22/9/25 Prices

International grain futures are a sea of red this morning. The stronger USD hurting markets there and triggering further selling. Soybeans were pushed lower on reports that conversations between the US and China are going no where, and will probably continue to go no where ahead of next months OPEC summit in South Korea. Weakness in Chicago soybean futures spilled across the oilseed complex resulting in losses not only to US soybeans and soybean products, but also for Paris rapeseed and Winnipeg canola futures. Malaysian palm oil futures were also softer by roughly AUD$3.60/t.
Chicago corn futures found little support, the prospects of a 420mt+ US corn crop and the stronger USD the main bearish factors. The trade overlooked reports of another 200kt flash sale of US corn.

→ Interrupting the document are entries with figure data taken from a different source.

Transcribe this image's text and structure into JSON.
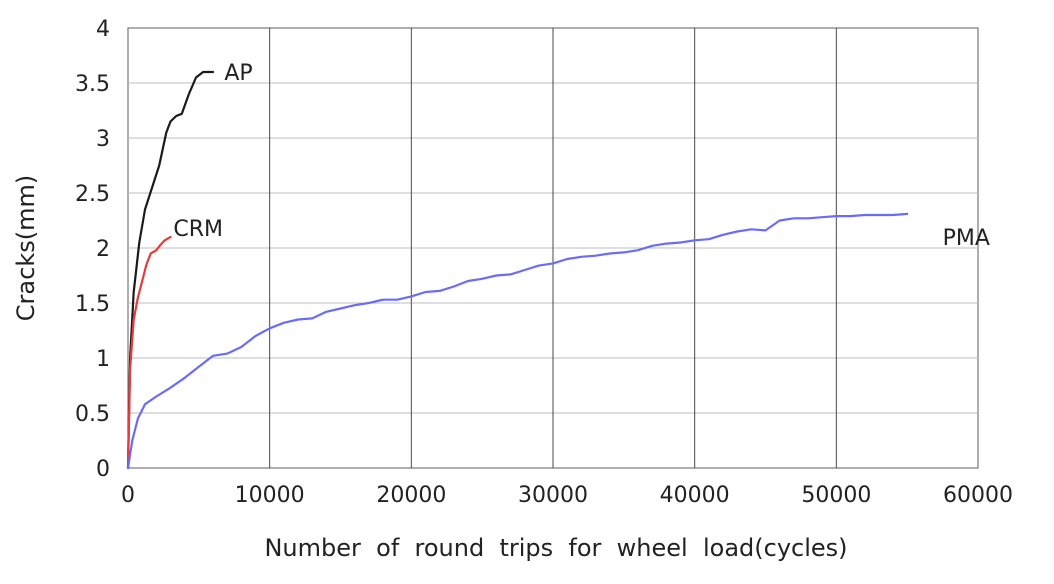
{
  "chart_data": {
    "type": "line",
    "title": "",
    "xlabel": "Number  of  round  trips  for  wheel  load(cycles)",
    "ylabel": "Cracks(mm)",
    "xlim": [
      0,
      60000
    ],
    "ylim": [
      0,
      4
    ],
    "xticks": [
      0,
      10000,
      20000,
      30000,
      40000,
      50000,
      60000
    ],
    "xtick_labels": [
      "0",
      "10000",
      "20000",
      "30000",
      "40000",
      "50000",
      "60000"
    ],
    "yticks": [
      0,
      0.5,
      1,
      1.5,
      2,
      2.5,
      3,
      3.5,
      4
    ],
    "ytick_labels": [
      "0",
      "0.5",
      "1",
      "1.5",
      "2",
      "2.5",
      "3",
      "3.5",
      "4"
    ],
    "grid": true,
    "series": [
      {
        "name": "AP",
        "color": "#1a1a1a",
        "x": [
          0,
          150,
          400,
          800,
          1200,
          1700,
          2200,
          2700,
          3000,
          3400,
          3800,
          4300,
          4800,
          5300,
          6000
        ],
        "y": [
          0,
          1.0,
          1.6,
          2.05,
          2.35,
          2.55,
          2.75,
          3.05,
          3.15,
          3.2,
          3.22,
          3.4,
          3.55,
          3.6,
          3.6
        ],
        "label_at": [
          6800,
          3.6
        ]
      },
      {
        "name": "CRM",
        "color": "#e83a3a",
        "x": [
          0,
          150,
          400,
          700,
          1000,
          1300,
          1600,
          2000,
          2300,
          2600,
          3000
        ],
        "y": [
          0,
          0.9,
          1.35,
          1.55,
          1.7,
          1.85,
          1.95,
          1.98,
          2.03,
          2.07,
          2.1
        ],
        "label_at": [
          3200,
          2.18
        ]
      },
      {
        "name": "PMA",
        "color": "#6a6cf5",
        "x": [
          0,
          300,
          700,
          1200,
          2000,
          3000,
          4000,
          5000,
          6000,
          7000,
          8000,
          9000,
          10000,
          11000,
          12000,
          13000,
          14000,
          15000,
          16000,
          17000,
          18000,
          19000,
          20000,
          21000,
          22000,
          23000,
          24000,
          25000,
          26000,
          27000,
          28000,
          29000,
          30000,
          31000,
          32000,
          33000,
          34000,
          35000,
          36000,
          37000,
          38000,
          39000,
          40000,
          41000,
          42000,
          43000,
          44000,
          45000,
          46000,
          47000,
          48000,
          49000,
          50000,
          51000,
          52000,
          53000,
          54000,
          55000
        ],
        "y": [
          0,
          0.25,
          0.45,
          0.58,
          0.65,
          0.73,
          0.82,
          0.92,
          1.02,
          1.04,
          1.1,
          1.2,
          1.27,
          1.32,
          1.35,
          1.36,
          1.42,
          1.45,
          1.48,
          1.5,
          1.53,
          1.53,
          1.56,
          1.6,
          1.61,
          1.65,
          1.7,
          1.72,
          1.75,
          1.76,
          1.8,
          1.84,
          1.86,
          1.9,
          1.92,
          1.93,
          1.95,
          1.96,
          1.98,
          2.02,
          2.04,
          2.05,
          2.07,
          2.08,
          2.12,
          2.15,
          2.17,
          2.16,
          2.25,
          2.27,
          2.27,
          2.28,
          2.29,
          2.29,
          2.3,
          2.3,
          2.3,
          2.31
        ],
        "label_at": [
          57500,
          2.1
        ]
      }
    ]
  }
}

US corn yields are expected to be high according to the USDA. Even after the USDA reduced their August estimate of 188.8bu/ac (11.85t/ah) to 186.7bu/ac (11.71t/ha) in the September report, that is still a significant increase from last years average of 179.3bu/ac (11.25t/ah) and the 2023-24 average of 177.3bu/ac (11.12t/ha). Some analyst tend to think the current estimate is grossly overstated, and to be fair in some areas where harvest is occurring those estimates do appear to be very high. There was a number of pollination issues in some varieties this year and some rust problems in the south, both of which may have been overlooked by the USDA, time will tell.
When comparing international cash market conversion this morning with yesterdays conversions we see the weaker AUD has helped a lot. Many export values were lower in origin currency but the AUD has in many cases halved potential losses. Many comparisons showed declines of less than a dollar. In simplistic terms the move in the AUD was worth roughly 2c/bu, SRWW futures fell just 1.75c/bu.

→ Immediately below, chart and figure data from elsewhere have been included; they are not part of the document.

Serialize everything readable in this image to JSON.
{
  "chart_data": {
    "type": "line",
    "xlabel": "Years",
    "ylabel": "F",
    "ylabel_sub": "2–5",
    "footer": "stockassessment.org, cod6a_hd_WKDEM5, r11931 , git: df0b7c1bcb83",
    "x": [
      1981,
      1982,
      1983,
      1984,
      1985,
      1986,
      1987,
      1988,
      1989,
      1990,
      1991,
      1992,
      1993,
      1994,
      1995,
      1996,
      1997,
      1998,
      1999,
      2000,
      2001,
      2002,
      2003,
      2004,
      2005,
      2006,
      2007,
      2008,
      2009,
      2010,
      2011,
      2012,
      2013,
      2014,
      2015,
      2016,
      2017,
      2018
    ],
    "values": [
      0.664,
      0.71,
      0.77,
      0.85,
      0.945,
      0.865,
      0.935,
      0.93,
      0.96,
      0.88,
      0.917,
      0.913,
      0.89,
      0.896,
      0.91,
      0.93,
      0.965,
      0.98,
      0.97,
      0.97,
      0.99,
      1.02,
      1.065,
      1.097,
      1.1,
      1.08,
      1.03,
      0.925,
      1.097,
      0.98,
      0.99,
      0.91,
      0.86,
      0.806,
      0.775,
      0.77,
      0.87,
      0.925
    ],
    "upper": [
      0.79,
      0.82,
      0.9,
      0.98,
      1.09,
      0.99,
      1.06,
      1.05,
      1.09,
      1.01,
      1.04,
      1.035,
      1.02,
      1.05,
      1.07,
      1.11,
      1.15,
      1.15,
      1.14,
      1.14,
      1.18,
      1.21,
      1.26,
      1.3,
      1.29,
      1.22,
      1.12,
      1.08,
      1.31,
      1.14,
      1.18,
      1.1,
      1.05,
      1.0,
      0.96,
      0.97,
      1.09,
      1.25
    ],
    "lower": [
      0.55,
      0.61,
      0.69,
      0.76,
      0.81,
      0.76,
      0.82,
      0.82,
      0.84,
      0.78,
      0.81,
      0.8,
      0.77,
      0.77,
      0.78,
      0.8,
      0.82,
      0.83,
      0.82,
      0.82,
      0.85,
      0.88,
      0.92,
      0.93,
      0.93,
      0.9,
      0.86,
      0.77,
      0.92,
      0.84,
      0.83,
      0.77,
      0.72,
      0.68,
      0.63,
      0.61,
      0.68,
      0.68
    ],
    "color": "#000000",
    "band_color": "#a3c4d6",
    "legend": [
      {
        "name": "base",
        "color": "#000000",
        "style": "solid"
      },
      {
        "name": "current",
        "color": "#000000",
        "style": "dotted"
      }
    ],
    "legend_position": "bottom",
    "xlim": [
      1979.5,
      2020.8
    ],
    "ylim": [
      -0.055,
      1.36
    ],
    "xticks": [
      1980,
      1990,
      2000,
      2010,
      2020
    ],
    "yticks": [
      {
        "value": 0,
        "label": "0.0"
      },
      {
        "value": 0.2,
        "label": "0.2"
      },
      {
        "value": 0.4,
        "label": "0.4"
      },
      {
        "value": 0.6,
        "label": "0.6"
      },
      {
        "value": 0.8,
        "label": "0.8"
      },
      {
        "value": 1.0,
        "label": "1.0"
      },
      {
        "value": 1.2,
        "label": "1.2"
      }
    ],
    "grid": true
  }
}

The AUD has also buffered some of the decline in canola and rapeseed conversions. Canola bids XF SE Saskatchewan were down CAD$4.66/t for a Dec 25 lift. When factoring in the AUD the move is roughly closer to -AUD$2.66/t. World fundamentals are unchanged as N.Hemisphere summer crop yields unfold.

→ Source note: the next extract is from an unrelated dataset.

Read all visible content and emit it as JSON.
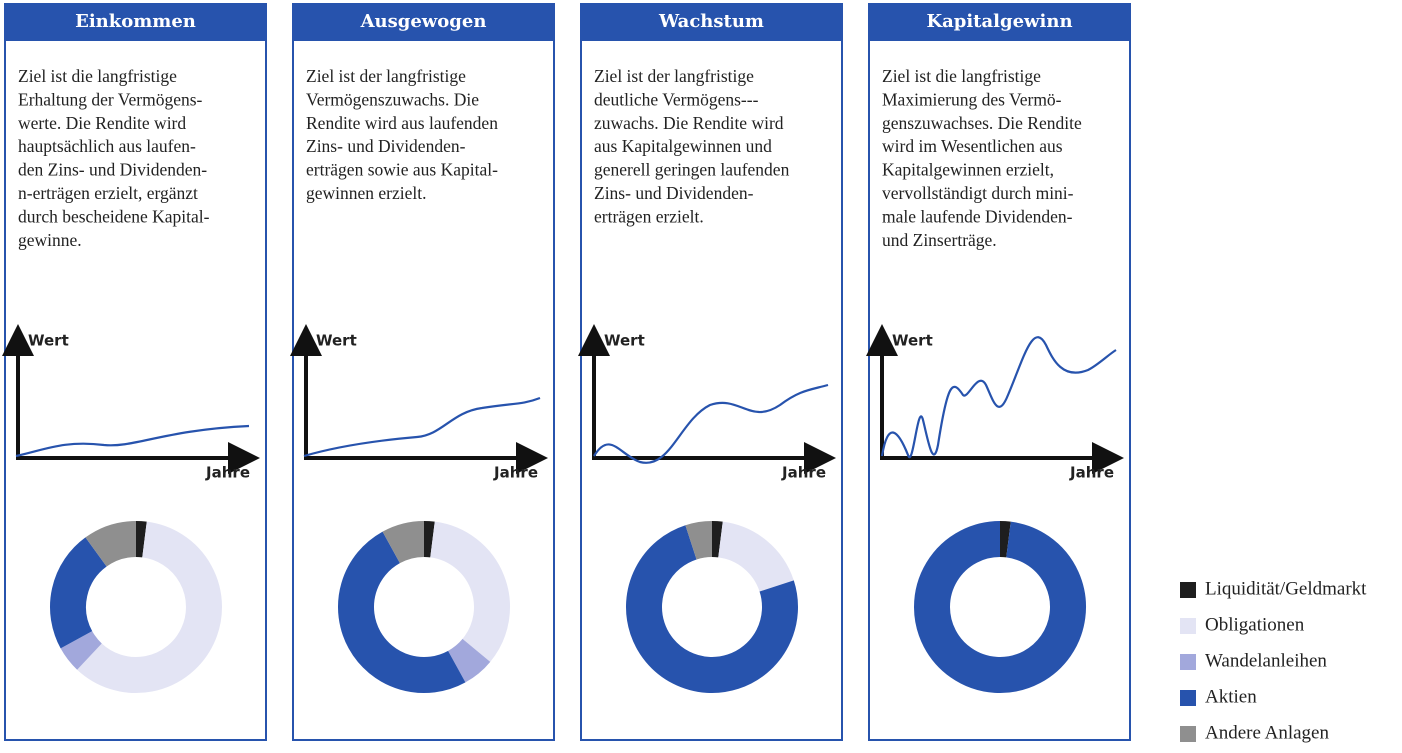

There are scatted reports of last weeks frost tipping crops across southern NSW. Conditions are OK in these regions and agronomist generally expect to see the crops that have been affected out grow the tipping and compensate with what grains are now filling.
The BOM expected to see frosts across the NSW wheat belt stretching from about Baan Baa south to the eastern Riverina on Wednesday next week. The season has been excellent, if not too wet for some fields, so we may see a similar scenario play out here on the plains where any crops that do experience a little frosting should be able to compensate across the unaffected part of the head or with late tillers. Still it does have the potential to take the cream away.
After building a spreadsheet that basically converts all world wheat values from point of origin to delivered consumer +/- tariffs (not local taxes) it has enabled me to better refine my world cash wheat price comparisons. To better compare apples with apples. Further refinement will take place but it is still very evident that US wheat into the Asian markets is very competitive, but so is Australian wheat at current values.
US sales have been strong and the US have been using import tariffs into the US as a means to negotiate around importer restrictions. Making US wheat very competitive to some Asian buyers. I’m half of the thought, let the US sell now and get out of the way through their winter and our harvest period. The only problem with that is the level of coverage some buyers may get during the next few months. This may make Q1-2 sales of Aussie wheat a little harder, keeping prices lower for longer. Anyone remember one of the main reasons why the pool was set up yet ?
The AUD is back under 66c this morning and should go a long way to countering any negative price pressure on Monday.